TUNIS: La Tunisie est malade, mais elle tente de se soigner – du moins dans le domaine de l’investissement. C’est en substance ce message que les dirigeants tunisiens ont voulu envoyer à la communauté des investisseurs internationaux à l’occasion du Tunisia Investment Forum (TIF), qui s’est déroulé à Tunis à la fin de juin 2020. Dans son allocation d’ouverture, Najla Bouden, chef du gouvernement, a affirmé: «Il y a aujourd’hui en Tunisie un climat d’affaires stimulant grâce à la consécration du principe de liberté d’investissement et de l’accès au marché.»

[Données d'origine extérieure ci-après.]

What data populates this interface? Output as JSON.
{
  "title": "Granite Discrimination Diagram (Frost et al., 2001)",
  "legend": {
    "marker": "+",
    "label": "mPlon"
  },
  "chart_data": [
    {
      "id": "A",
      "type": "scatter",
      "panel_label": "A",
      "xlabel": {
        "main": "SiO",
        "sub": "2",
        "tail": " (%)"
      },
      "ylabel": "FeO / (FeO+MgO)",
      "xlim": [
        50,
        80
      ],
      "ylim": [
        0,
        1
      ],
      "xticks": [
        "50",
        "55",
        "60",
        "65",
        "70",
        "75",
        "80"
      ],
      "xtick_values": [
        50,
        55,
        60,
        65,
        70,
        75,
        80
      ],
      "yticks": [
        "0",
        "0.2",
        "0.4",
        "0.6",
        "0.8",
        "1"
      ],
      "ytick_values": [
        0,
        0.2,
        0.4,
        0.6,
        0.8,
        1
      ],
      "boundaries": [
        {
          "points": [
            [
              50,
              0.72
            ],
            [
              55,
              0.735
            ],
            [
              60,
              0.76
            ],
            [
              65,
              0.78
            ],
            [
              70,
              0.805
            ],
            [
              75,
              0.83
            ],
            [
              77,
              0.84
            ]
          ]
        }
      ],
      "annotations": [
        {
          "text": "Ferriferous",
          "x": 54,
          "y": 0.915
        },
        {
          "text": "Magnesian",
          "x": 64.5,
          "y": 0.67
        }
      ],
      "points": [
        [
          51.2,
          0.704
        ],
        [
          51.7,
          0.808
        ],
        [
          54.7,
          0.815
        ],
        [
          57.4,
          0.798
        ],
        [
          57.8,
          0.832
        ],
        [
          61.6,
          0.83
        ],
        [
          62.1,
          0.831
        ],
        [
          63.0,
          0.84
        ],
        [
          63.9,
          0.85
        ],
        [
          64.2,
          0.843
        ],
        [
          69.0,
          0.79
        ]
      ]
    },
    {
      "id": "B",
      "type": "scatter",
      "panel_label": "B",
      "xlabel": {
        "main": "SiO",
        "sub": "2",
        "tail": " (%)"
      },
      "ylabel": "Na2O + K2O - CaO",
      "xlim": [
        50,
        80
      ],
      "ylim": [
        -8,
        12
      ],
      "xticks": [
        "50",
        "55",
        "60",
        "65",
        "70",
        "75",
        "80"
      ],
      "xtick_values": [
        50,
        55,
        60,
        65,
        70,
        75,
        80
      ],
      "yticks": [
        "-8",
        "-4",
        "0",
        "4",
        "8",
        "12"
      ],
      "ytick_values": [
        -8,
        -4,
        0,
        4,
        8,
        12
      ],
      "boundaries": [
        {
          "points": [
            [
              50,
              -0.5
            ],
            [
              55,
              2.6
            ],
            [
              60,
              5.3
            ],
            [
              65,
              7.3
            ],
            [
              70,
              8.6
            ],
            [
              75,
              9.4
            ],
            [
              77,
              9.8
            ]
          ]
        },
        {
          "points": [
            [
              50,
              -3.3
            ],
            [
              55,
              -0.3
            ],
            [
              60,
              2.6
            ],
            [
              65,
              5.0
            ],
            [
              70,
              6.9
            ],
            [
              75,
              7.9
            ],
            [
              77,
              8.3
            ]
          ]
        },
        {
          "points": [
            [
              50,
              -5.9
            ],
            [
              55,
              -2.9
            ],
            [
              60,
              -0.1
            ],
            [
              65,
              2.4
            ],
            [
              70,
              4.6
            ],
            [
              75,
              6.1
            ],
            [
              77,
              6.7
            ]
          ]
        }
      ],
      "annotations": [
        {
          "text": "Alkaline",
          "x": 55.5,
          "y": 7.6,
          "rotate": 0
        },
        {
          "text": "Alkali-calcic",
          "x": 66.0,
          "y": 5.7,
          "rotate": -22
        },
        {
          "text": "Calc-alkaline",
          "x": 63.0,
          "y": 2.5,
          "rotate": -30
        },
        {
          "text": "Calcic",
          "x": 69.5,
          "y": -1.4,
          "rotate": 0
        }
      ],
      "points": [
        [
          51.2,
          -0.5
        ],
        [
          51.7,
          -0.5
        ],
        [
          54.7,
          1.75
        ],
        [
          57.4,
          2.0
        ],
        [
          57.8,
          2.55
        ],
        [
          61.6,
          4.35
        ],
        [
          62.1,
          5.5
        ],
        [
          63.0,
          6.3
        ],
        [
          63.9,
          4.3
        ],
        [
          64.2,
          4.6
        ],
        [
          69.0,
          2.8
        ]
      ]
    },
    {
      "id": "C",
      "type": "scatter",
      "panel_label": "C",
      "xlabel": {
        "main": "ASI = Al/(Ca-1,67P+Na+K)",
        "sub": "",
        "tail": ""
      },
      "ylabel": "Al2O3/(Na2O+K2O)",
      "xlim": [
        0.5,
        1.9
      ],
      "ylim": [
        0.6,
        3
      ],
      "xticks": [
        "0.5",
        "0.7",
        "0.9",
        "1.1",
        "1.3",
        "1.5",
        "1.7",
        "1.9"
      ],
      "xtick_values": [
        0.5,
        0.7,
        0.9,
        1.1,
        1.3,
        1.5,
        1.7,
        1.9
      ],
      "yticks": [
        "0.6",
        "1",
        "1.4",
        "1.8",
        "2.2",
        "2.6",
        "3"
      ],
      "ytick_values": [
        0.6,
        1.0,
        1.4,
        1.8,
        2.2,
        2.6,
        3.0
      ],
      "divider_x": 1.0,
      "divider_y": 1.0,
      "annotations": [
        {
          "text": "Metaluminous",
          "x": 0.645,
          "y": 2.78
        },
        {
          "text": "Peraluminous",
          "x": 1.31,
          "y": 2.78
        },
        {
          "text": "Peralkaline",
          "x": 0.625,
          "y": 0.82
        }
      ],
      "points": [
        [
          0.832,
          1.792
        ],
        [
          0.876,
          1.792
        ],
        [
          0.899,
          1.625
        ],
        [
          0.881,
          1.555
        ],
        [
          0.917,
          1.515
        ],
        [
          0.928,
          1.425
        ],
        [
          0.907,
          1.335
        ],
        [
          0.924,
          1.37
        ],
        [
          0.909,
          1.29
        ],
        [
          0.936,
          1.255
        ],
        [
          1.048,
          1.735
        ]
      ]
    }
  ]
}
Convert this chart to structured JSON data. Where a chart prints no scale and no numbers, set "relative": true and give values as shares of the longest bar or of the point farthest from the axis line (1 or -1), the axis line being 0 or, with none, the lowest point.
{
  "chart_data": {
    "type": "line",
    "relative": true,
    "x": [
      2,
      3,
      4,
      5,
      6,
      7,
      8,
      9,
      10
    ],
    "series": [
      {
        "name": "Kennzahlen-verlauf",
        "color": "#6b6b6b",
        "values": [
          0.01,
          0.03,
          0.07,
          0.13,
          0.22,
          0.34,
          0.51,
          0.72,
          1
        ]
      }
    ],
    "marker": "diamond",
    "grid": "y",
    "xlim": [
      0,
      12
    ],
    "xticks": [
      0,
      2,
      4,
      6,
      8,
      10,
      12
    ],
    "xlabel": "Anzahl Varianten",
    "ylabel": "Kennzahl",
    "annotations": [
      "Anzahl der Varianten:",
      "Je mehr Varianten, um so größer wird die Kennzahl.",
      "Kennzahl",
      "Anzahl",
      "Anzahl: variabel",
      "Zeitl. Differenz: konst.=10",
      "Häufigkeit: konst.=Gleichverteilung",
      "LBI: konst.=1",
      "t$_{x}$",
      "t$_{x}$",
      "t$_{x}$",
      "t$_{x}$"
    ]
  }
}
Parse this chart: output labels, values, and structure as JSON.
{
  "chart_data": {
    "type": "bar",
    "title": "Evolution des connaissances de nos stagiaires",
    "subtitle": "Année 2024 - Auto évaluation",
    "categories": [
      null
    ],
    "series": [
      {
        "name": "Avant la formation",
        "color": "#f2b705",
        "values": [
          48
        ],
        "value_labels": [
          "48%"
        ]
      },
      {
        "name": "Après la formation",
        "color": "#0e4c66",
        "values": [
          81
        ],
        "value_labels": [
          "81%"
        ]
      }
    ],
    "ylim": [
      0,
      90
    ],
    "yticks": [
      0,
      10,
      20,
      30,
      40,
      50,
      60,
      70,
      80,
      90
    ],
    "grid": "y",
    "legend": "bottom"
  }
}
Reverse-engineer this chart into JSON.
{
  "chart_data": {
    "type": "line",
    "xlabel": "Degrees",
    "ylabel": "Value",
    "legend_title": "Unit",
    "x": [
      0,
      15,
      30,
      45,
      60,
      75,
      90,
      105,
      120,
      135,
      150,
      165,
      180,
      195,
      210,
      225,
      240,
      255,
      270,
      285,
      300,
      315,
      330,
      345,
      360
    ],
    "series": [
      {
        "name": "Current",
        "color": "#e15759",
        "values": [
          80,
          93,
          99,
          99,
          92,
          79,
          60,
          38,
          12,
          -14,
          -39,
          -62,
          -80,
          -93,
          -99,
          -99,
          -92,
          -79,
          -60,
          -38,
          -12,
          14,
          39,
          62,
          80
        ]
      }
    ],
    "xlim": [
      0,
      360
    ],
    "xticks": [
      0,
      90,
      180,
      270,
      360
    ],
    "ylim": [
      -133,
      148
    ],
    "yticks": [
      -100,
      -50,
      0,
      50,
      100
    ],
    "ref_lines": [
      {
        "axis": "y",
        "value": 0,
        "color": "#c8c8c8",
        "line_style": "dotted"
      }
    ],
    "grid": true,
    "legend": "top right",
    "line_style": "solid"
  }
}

Mais elle reconnaît aussitôt que, «malgré ces acquis […], les indicateurs de l’investissement demeurent en deçà des capacités et des possibilités offertes à la Tunisie et de ce à quoi nous aspirons». Et, même si elle ne reconnaît pas clairement que les investissements, tunisiens comme étrangers, sont en baisse depuis des années, elle a le courage d’identifier les causes de ce mal.
Ces dernières vont des ratés de la phase de transition politique à une législation bancaire désuète et non conforme aux standards internationaux, en passant par le «retard dans la mise en œuvre de réformes, les complexités administratives, le difficile accès au financement et l’instabilité du système fiscal».
La stratégie de relance de l’investissement esquissée par Najla Bouden a été détaillée par le ministre de l’Économie et de la Planification, Samir Saïed. Elle s’articule autour de trois axes: Vision Tunisie 2035, Plan de développement 2023-2025 et Programme national des réformes. Elle prévoit en particulier, en plus du rétablissement d’une cellule d’écoute et d’accompagnement des investisseurs – démantelée il y a quelques années –, la mise en œuvre de 220 mesures destinées à améliorer le climat des affaires. Il s’agit, entre autres, de la révision du Code des changes, d’une réforme de la fiscalité destinée à baisser les taux et de l’élaboration d’un cadre réglementaire pour la logistique.
Se félicitant du «diagnostic franc» de Najla Bouden, le Tunisien Ferid Belhaj, vice-président de la Banque mondiale pour la région Mena, a déclaré que son institution et que ses partenaires s’alignaient «derrière toute stratégie visant à ouvrir davantage l’économie». Mais il a clairement signifié que les dispositions annoncées n’étaient pas suffisantes.
Selon lui, les autorités tunisiennes doivent prendre d’autres mesures afin que «l’investisseur tunisien ou étranger se sente chez lui» en Tunisie.
Il semble avant tout nécessaire de revoir le rôle de l’État dans l’économie. Ce dernier doit, pour M. Belhaj, «être un régulateur».
Malgré les privatisations, le pays du Jasmin compte encore près de 110 entreprises publiques. «Nous ne poussons pas à la privatisation à tout prix, mais il faut exposer l’entreprise publique à la concurrence du secteur privé. S’il s’avère qu’elle est compétitive, qu’elle reste, sinon, il faut trouver une solution», préconise M. Belhaj.
Ensuite, le pays doit devenir plus transparent aux niveaux de la prise de décision et de la gouvernance. «L’absence de décision est le premier repoussoir pour l’investisseur. La décision doit être prise rapidement. Si elle n’est pas bonne, il faut en prendre une autre», conseille le représentant de la Banque mondiale pour la région Mena. De même, il faut disposer d’un système de gouvernance qui permette «la prévisibilité des décisions».
Enfin, «il est essentiel de réfléchir à une justice commerciale compétente», car «ce n’est pas une bonne chose qu’un juge ait à traiter dans la même séance des cas de divorce, de vol et de litige commercial», observe M. Belhaj.